A roda de diálogos foi composta pela pesquisadora em religião e religiosidades Claudia Neves, que é docente da UEL e coordenadora do grupo de pesquisa “História, Sociedade e Religião”. “Ao mesmo tempo em que a igreja reforça a opressão contra a mulher, também possibilita o encontro para discutir problemas entre iguais, permitindo que ocorre uma troca que possibilita a libertação”, destacou.

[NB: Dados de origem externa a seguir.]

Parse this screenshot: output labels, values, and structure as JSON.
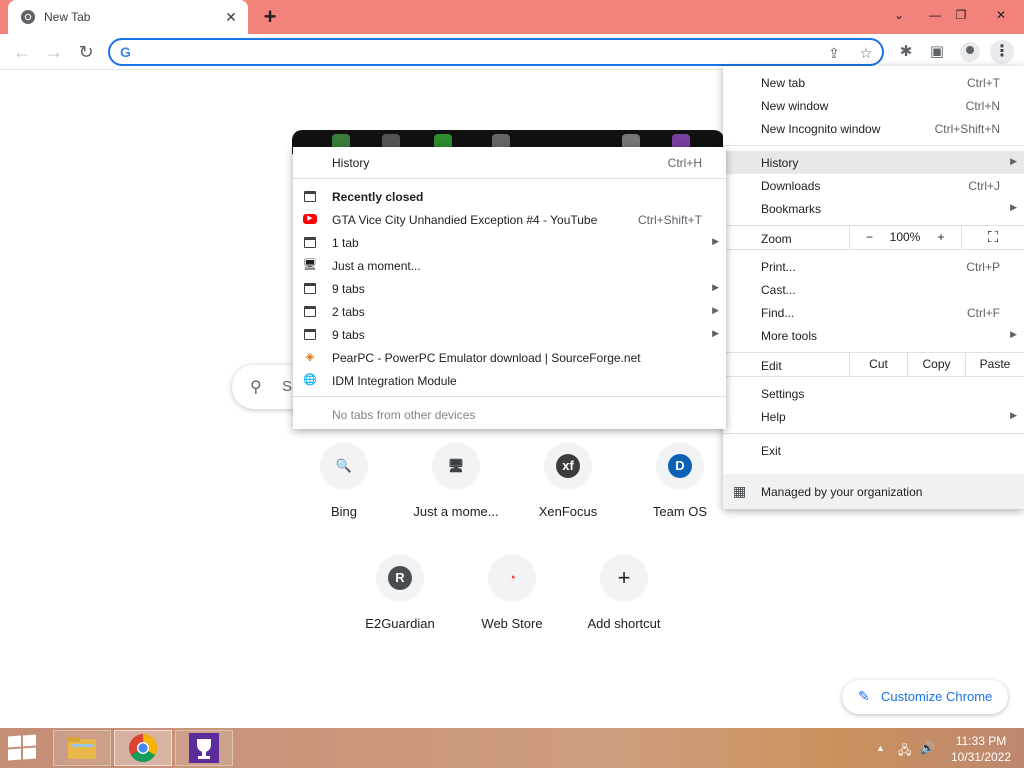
{
  "window": {
    "tab_title": "New Tab",
    "tab_close": "✕",
    "new_tab": "+",
    "controls": {
      "dropdown": "⌄",
      "minimize": "—",
      "restore": "❐",
      "close": "✕"
    }
  },
  "toolbar": {
    "back": "←",
    "forward": "→",
    "reload": "↻",
    "omnibox_value": "",
    "omnibox_icon": "G",
    "share": "⇪",
    "star": "☆",
    "extensions": "✱",
    "sidepanel": "▣",
    "menu": "⋮"
  },
  "ntp": {
    "search_partial": "S",
    "search_icon": "⚲",
    "shortcuts": [
      {
        "label": "Bing",
        "glyph": "🔍",
        "glyph_color": "#1a73e8",
        "glyph_bg": "transparent"
      },
      {
        "label": "Just a mome...",
        "glyph": "🖥",
        "glyph_color": "#3c4043",
        "glyph_bg": "transparent"
      },
      {
        "label": "XenFocus",
        "glyph": "xf",
        "glyph_color": "#ffffff",
        "glyph_bg": "#3c3c3c"
      },
      {
        "label": "Team OS",
        "glyph": "D",
        "glyph_color": "#ffffff",
        "glyph_bg": "#0b62b5"
      },
      {
        "label": "E2Guardian",
        "glyph": "R",
        "glyph_color": "#ffffff",
        "glyph_bg": "#4a4e54"
      },
      {
        "label": "Web Store",
        "glyph": "◔",
        "glyph_color": "#ea4335",
        "glyph_bg": "transparent"
      },
      {
        "label": "Add shortcut",
        "glyph": "+",
        "glyph_color": "#202124",
        "glyph_bg": "transparent"
      }
    ],
    "customize_label": "Customize Chrome",
    "customize_icon": "✎"
  },
  "main_menu": {
    "items": [
      {
        "label": "New tab",
        "shortcut": "Ctrl+T"
      },
      {
        "label": "New window",
        "shortcut": "Ctrl+N"
      },
      {
        "label": "New Incognito window",
        "shortcut": "Ctrl+Shift+N"
      },
      {
        "label": "History",
        "shortcut": ""
      },
      {
        "label": "Downloads",
        "shortcut": "Ctrl+J"
      },
      {
        "label": "Bookmarks",
        "shortcut": ""
      },
      {
        "label": "Print...",
        "shortcut": "Ctrl+P"
      },
      {
        "label": "Cast...",
        "shortcut": ""
      },
      {
        "label": "Find...",
        "shortcut": "Ctrl+F"
      },
      {
        "label": "More tools",
        "shortcut": ""
      },
      {
        "label": "Settings",
        "shortcut": ""
      },
      {
        "label": "Help",
        "shortcut": ""
      },
      {
        "label": "Exit",
        "shortcut": ""
      }
    ],
    "zoom": {
      "label": "Zoom",
      "minus": "−",
      "value": "100%",
      "plus": "+",
      "fullscreen": "⛶"
    },
    "edit": {
      "label": "Edit",
      "cut": "Cut",
      "copy": "Copy",
      "paste": "Paste"
    },
    "managed": "Managed by your organization",
    "arrow": "▶"
  },
  "history_menu": {
    "header": {
      "label": "History",
      "shortcut": "Ctrl+H"
    },
    "recently_closed": "Recently closed",
    "entries": [
      {
        "label": "GTA Vice City Unhandied Exception #4 - YouTube",
        "shortcut": "Ctrl+Shift+T",
        "icon": "▶"
      },
      {
        "label": "1 tab"
      },
      {
        "label": "Just a moment...",
        "icon": "🖥"
      },
      {
        "label": "9 tabs"
      },
      {
        "label": "2 tabs"
      },
      {
        "label": "9 tabs"
      },
      {
        "label": "PearPC - PowerPC Emulator download | SourceForge.net",
        "icon": "◈"
      },
      {
        "label": "IDM Integration Module",
        "icon": "🌐"
      }
    ],
    "other_devices": "No tabs from other devices"
  },
  "taskbar": {
    "time": "11:33 PM",
    "date": "10/31/2022",
    "tray_up": "▲",
    "network": "🖧",
    "volume": "🔊"
  },
  "colors": {
    "titlebar": "#f2837a",
    "accent": "#1a73e8",
    "menu_highlight": "#e8e8e8"
  }
}
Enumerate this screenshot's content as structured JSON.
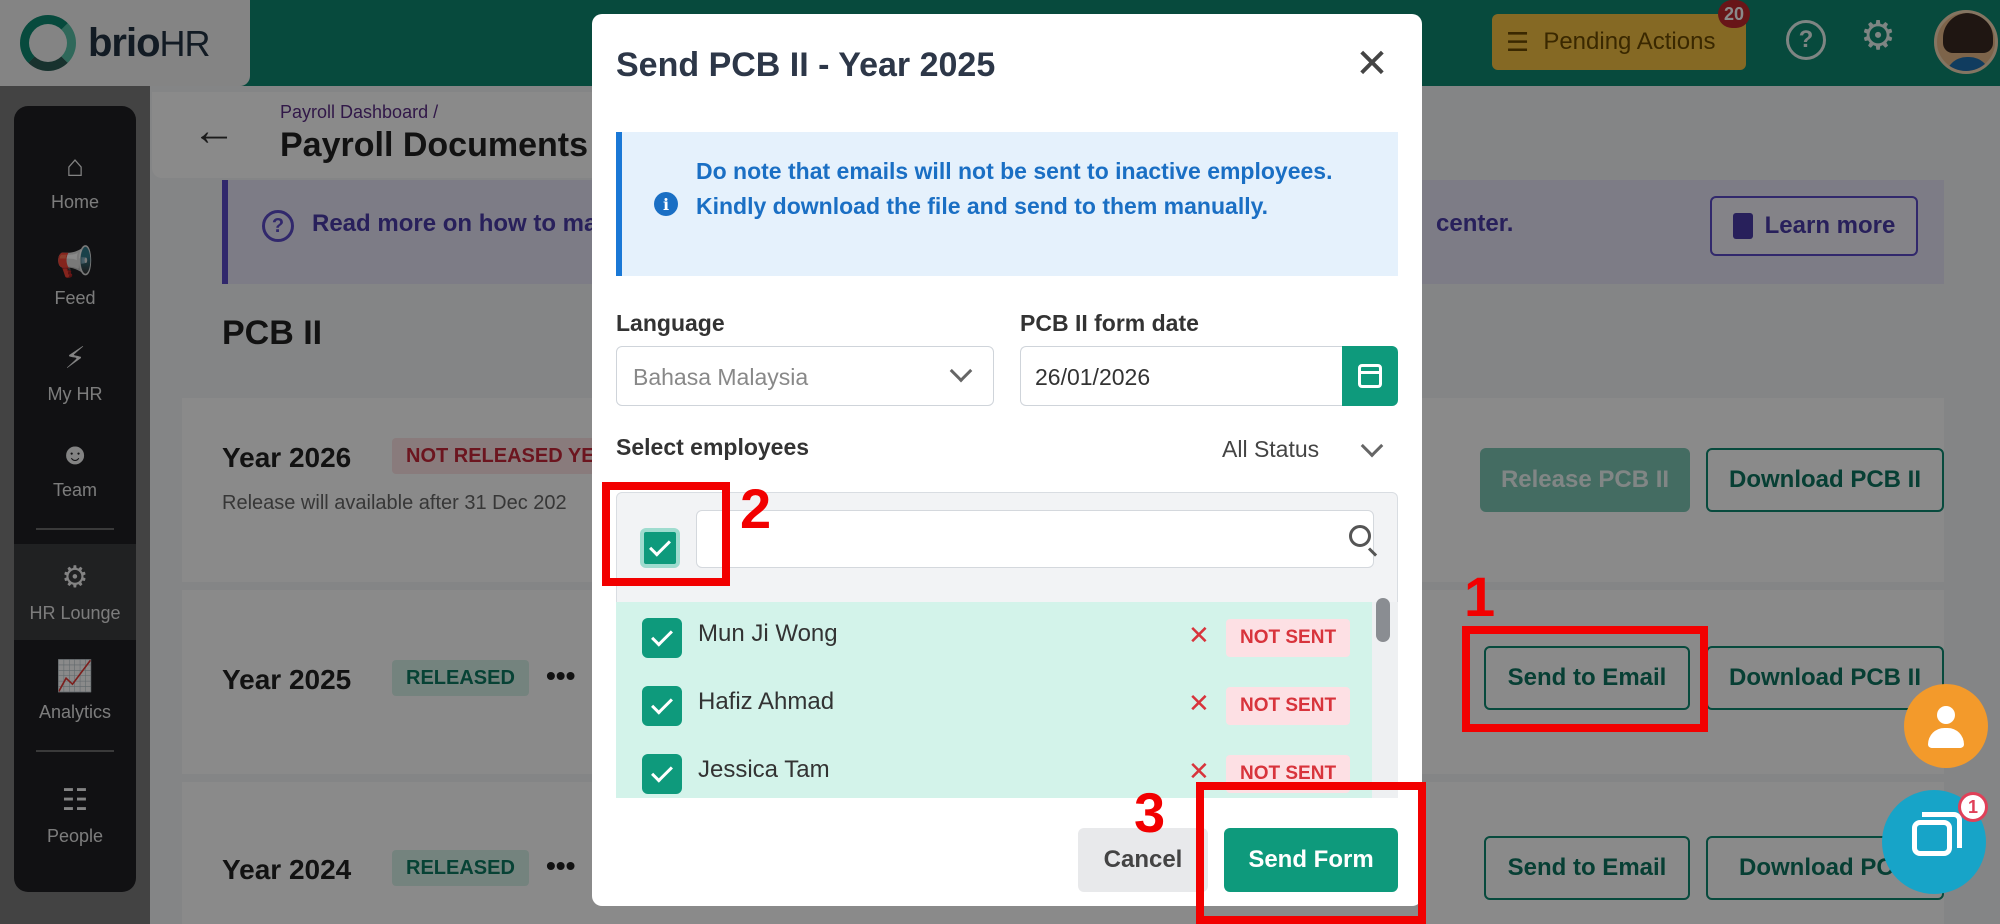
{
  "app": {
    "logo_text": "brio",
    "logo_text_suffix": "HR",
    "pending_label": "Pending Actions",
    "pending_count": "20"
  },
  "sidebar": {
    "items": [
      {
        "label": "Home",
        "icon": "home-icon"
      },
      {
        "label": "Feed",
        "icon": "megaphone-icon"
      },
      {
        "label": "My HR",
        "icon": "lightning-icon"
      },
      {
        "label": "Team",
        "icon": "team-icon"
      },
      {
        "label": "HR Lounge",
        "icon": "user-gear-icon"
      },
      {
        "label": "Analytics",
        "icon": "chart-icon"
      },
      {
        "label": "People",
        "icon": "org-chart-icon"
      }
    ]
  },
  "breadcrumb": {
    "parent": "Payroll Dashboard",
    "separator": "/",
    "title": "Payroll Documents"
  },
  "banner": {
    "text": "Read more on how to mar",
    "text_tail": "center.",
    "learn_more": "Learn more"
  },
  "section": {
    "title": "PCB II",
    "rows": [
      {
        "year": "Year 2026",
        "status": "NOT RELEASED YET",
        "note": "Release will available after 31 Dec 202",
        "primary": "Release PCB II",
        "secondary": "Download PCB II"
      },
      {
        "year": "Year 2025",
        "status": "RELEASED",
        "menu": "•••",
        "primary": "Send to Email",
        "secondary": "Download PCB II"
      },
      {
        "year": "Year 2024",
        "status": "RELEASED",
        "menu": "•••",
        "primary": "Send to Email",
        "secondary": "Download PCB"
      }
    ]
  },
  "modal": {
    "title": "Send PCB II - Year 2025",
    "close_icon": "✕",
    "alert": "Do note that emails will not be sent to inactive employees. Kindly download the file and send to them manually.",
    "language_label": "Language",
    "language_value": "Bahasa Malaysia",
    "date_label": "PCB II form date",
    "date_value": "26/01/2026",
    "select_label": "Select employees",
    "status_filter": "All Status",
    "search_placeholder": "",
    "employees": [
      {
        "name": "Mun Ji Wong",
        "status": "NOT SENT",
        "checked": true
      },
      {
        "name": "Hafiz Ahmad",
        "status": "NOT SENT",
        "checked": true
      },
      {
        "name": "Jessica Tam",
        "status": "NOT SENT",
        "checked": true
      }
    ],
    "cancel": "Cancel",
    "send": "Send Form"
  },
  "annotations": {
    "n1": "1",
    "n2": "2",
    "n3": "3",
    "color": "#f20000"
  },
  "chat_badge": "1",
  "colors": {
    "brand_green": "#0e8a72",
    "primary_button": "#0e9a7c",
    "alert_blue": "#1a6fc4",
    "danger": "#d8343c"
  }
}
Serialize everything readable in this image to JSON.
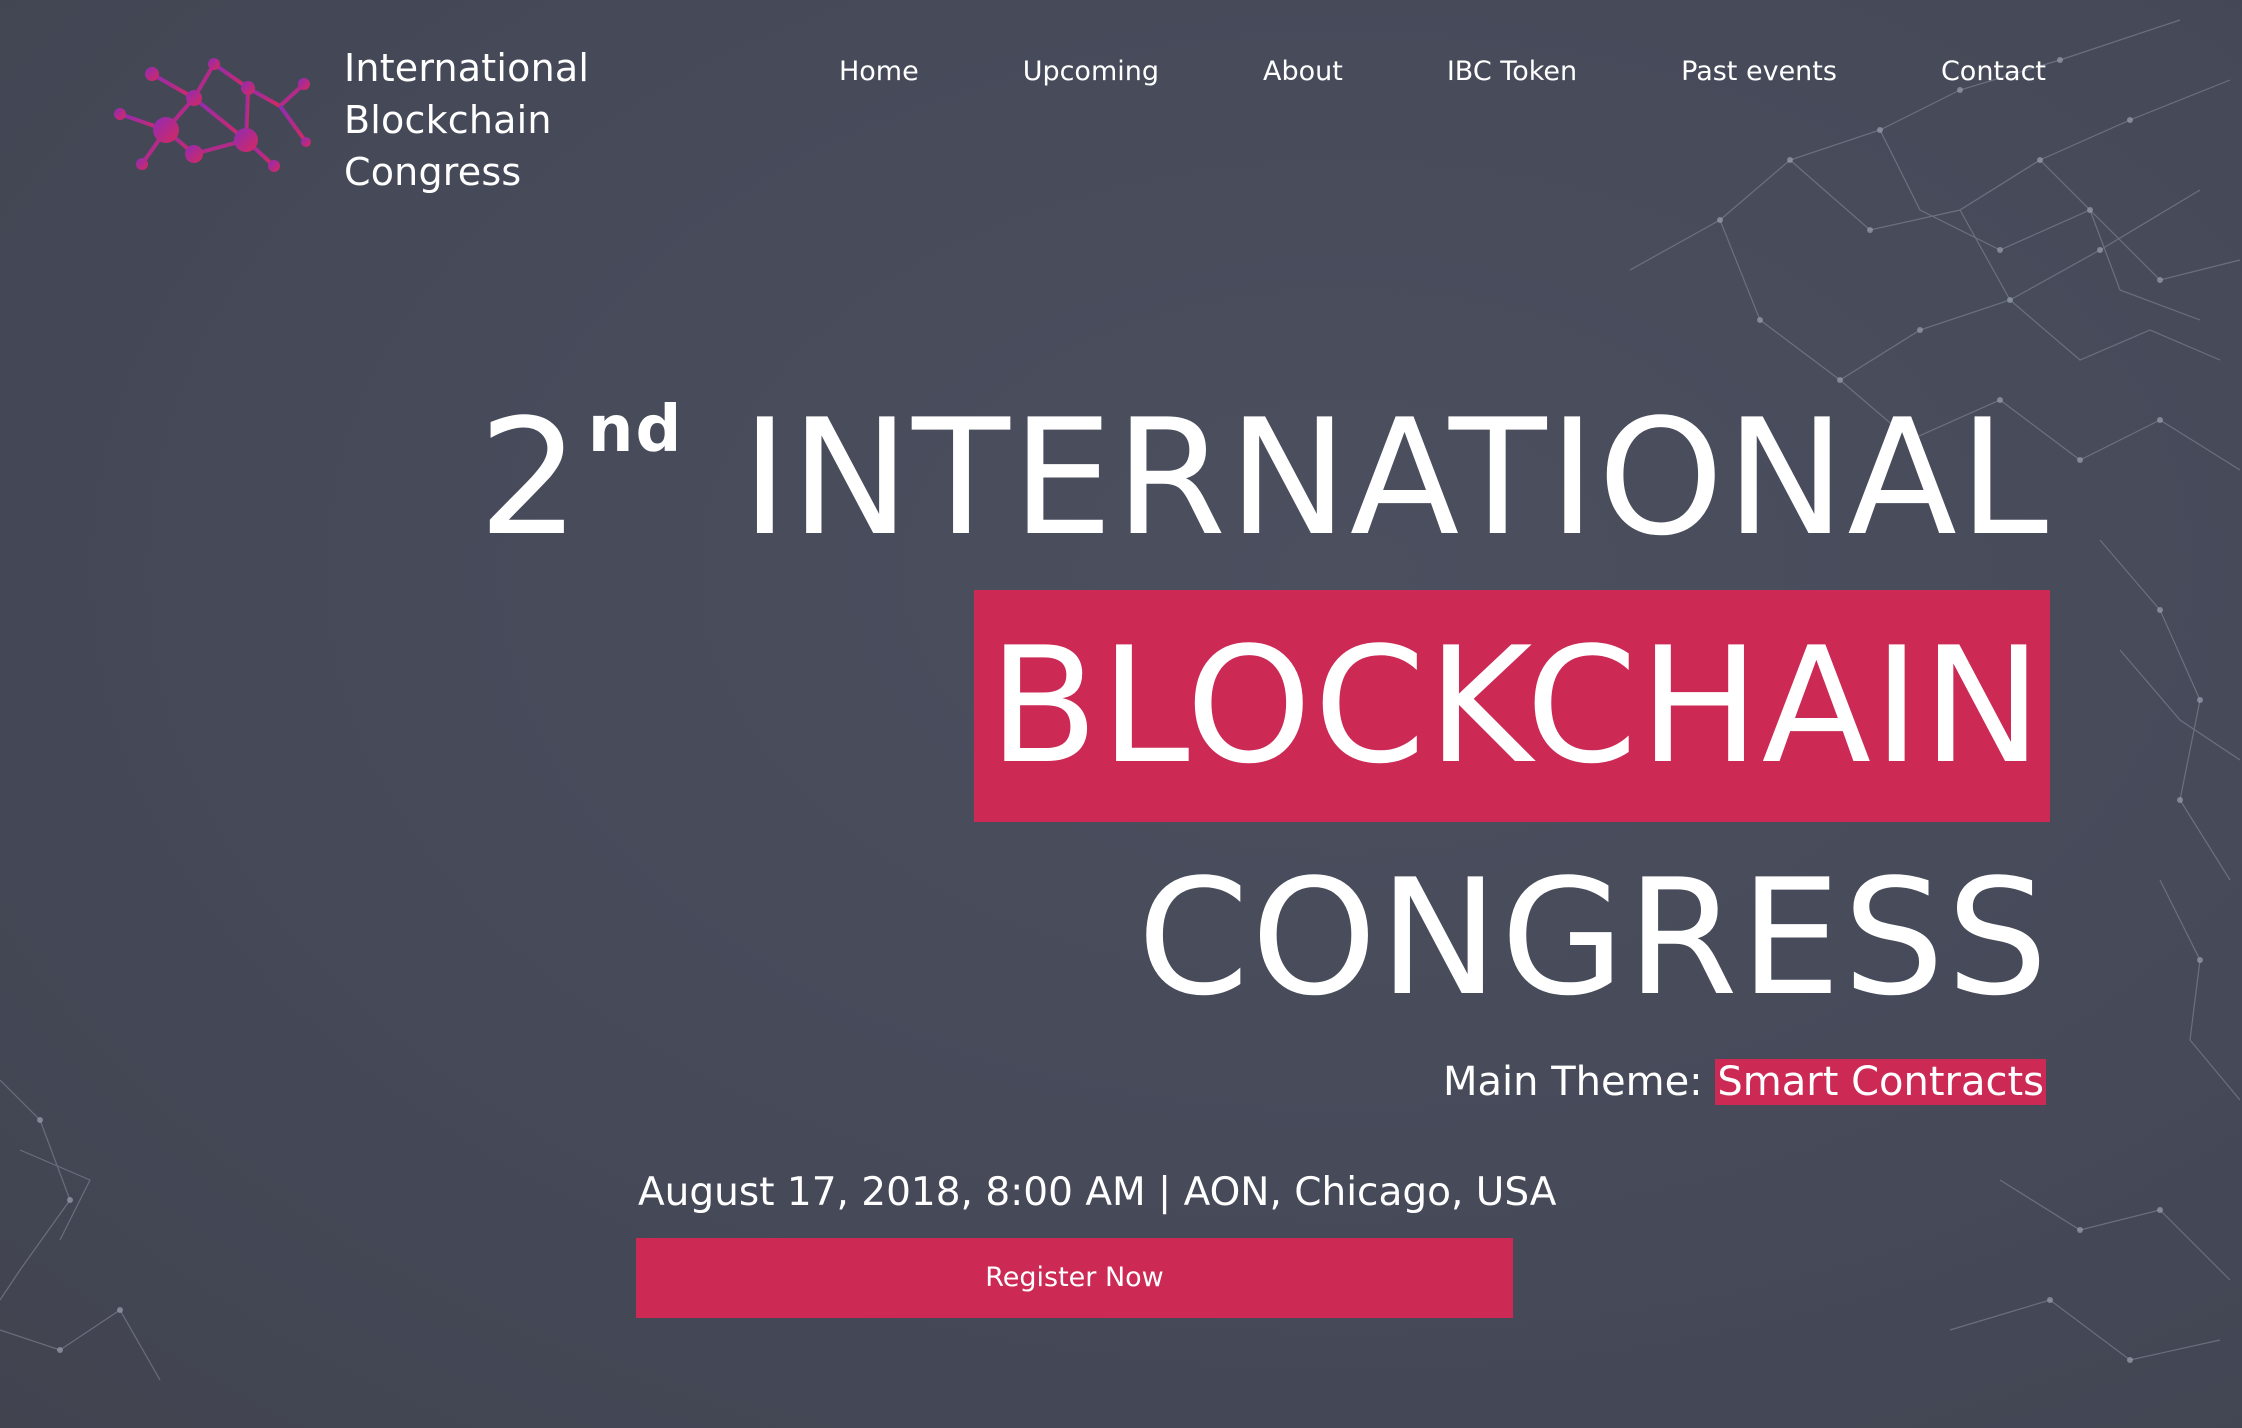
{
  "brand": {
    "line1": "International",
    "line2": "Blockchain",
    "line3": "Congress",
    "logo_icon": "network-nodes-logo"
  },
  "nav": {
    "items": [
      {
        "label": "Home"
      },
      {
        "label": "Upcoming"
      },
      {
        "label": "About"
      },
      {
        "label": "IBC Token"
      },
      {
        "label": "Past events"
      },
      {
        "label": "Contact"
      }
    ]
  },
  "hero": {
    "ordinal_number": "2",
    "ordinal_suffix": "nd",
    "line1": "INTERNATIONAL",
    "line2": "BLOCKCHAIN",
    "line3": "CONGRESS",
    "theme_label": "Main Theme: ",
    "theme_value": "Smart Contracts",
    "event_info": "August 17, 2018, 8:00 AM | AON, Chicago, USA",
    "register_label": "Register Now"
  },
  "colors": {
    "background": "#474b5a",
    "accent": "#cc2955",
    "text": "#ffffff",
    "logo_gradient_start": "#8e2bb8",
    "logo_gradient_end": "#d62a5c"
  }
}
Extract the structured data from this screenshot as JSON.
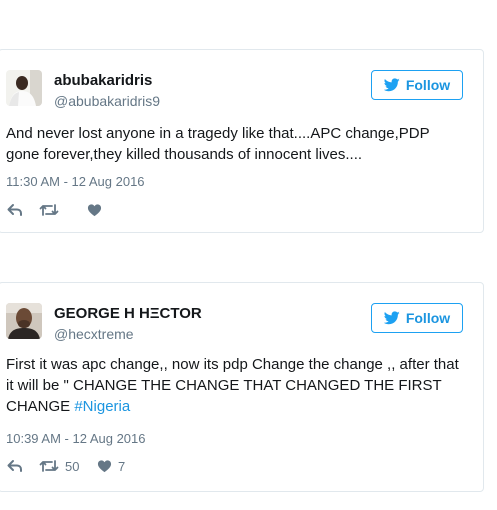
{
  "tweets": [
    {
      "display_name": "abubakaridris",
      "handle": "@abubakaridris9",
      "follow_label": "Follow",
      "text": "And never lost anyone in a tragedy like that....APC change,PDP gone forever,they killed thousands of innocent lives....",
      "timestamp": "11:30 AM - 12 Aug 2016",
      "retweets": "",
      "likes": ""
    },
    {
      "display_name": "GEORGE H HΞCTOR",
      "handle": "@hecxtreme",
      "follow_label": "Follow",
      "text": "First it was apc change,, now its pdp Change the change ,, after that it will be \" CHANGE THE CHANGE THAT CHANGED THE FIRST CHANGE ",
      "hashtag": "#Nigeria",
      "timestamp": "10:39 AM - 12 Aug 2016",
      "retweets": "50",
      "likes": "7"
    }
  ],
  "icons": {
    "follow": "twitter-bird-icon",
    "reply": "reply-icon",
    "retweet": "retweet-icon",
    "like": "heart-icon"
  },
  "colors": {
    "accent": "#1da1f2",
    "link": "#1b95e0",
    "muted": "#657786",
    "border": "#e1e8ed"
  }
}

“É preciso que se faça uma releitura daquilo que a Bíblia fala do papel da mulher dentro da sociedade, pois perante Deus somos todos iguais”, enfatizou Sueli Aparecida Silva, teóloga e membro da Igreja Batista. Abadessa do Templo Dokozan Bushinji, de Rolândia, a monja Jishun Morioka lembrou que o zen budismo prega o respeito em todas as relações humanas. “Seja homem ou mulher, é preciso trabalhar o respeito, a tolerância e a abertura para aceitar a existência de pensamentos diferentes dos nossos”.
Integrante da Casa Espírita Meimei, Denise Godinho reforçou a importância da existência de várias religiões para atender as mais variadas demandas. “Convicção não se impõe. Temos que respeitar a pluralidade de existência e lembrar que Deus disse: Amai-vos uns aos outros”, disse. “Vamos nos unir nas nossas diferenças e nos fortalecer”, propôs Luzimara Almudi dos Santos, representante do catolicismo.
Representante do candomblé, Ekedji Gisélia Nascimento Scheffer ressaltou que na religião de matriz africana é muito claro o caminho entre o social e o espiritual. “A presença do feminino é muito forte na nossa religião e trabalhamos no sentido do respeito mútuo, com funções complementares divididas entre homens e mulheres. Mas temos consciência de que precisamos lutar para que as mulheres conquistem esse mesmo respeito fora dos nossos barracões, pois sabemos que isso não acontece nos ambientes externos”, afirmou.
A reunião do coletivo EIG integra o calendário municipal de ações alusivas ao 8 de março, Dia Internacional da Mulher. O evento contou com a presença da secretária municipal de Políticas Públicas para Mulheres, Nadia Oliveira, e da promotora da Vara Maria da Penha de Londrina, Zilda Romero.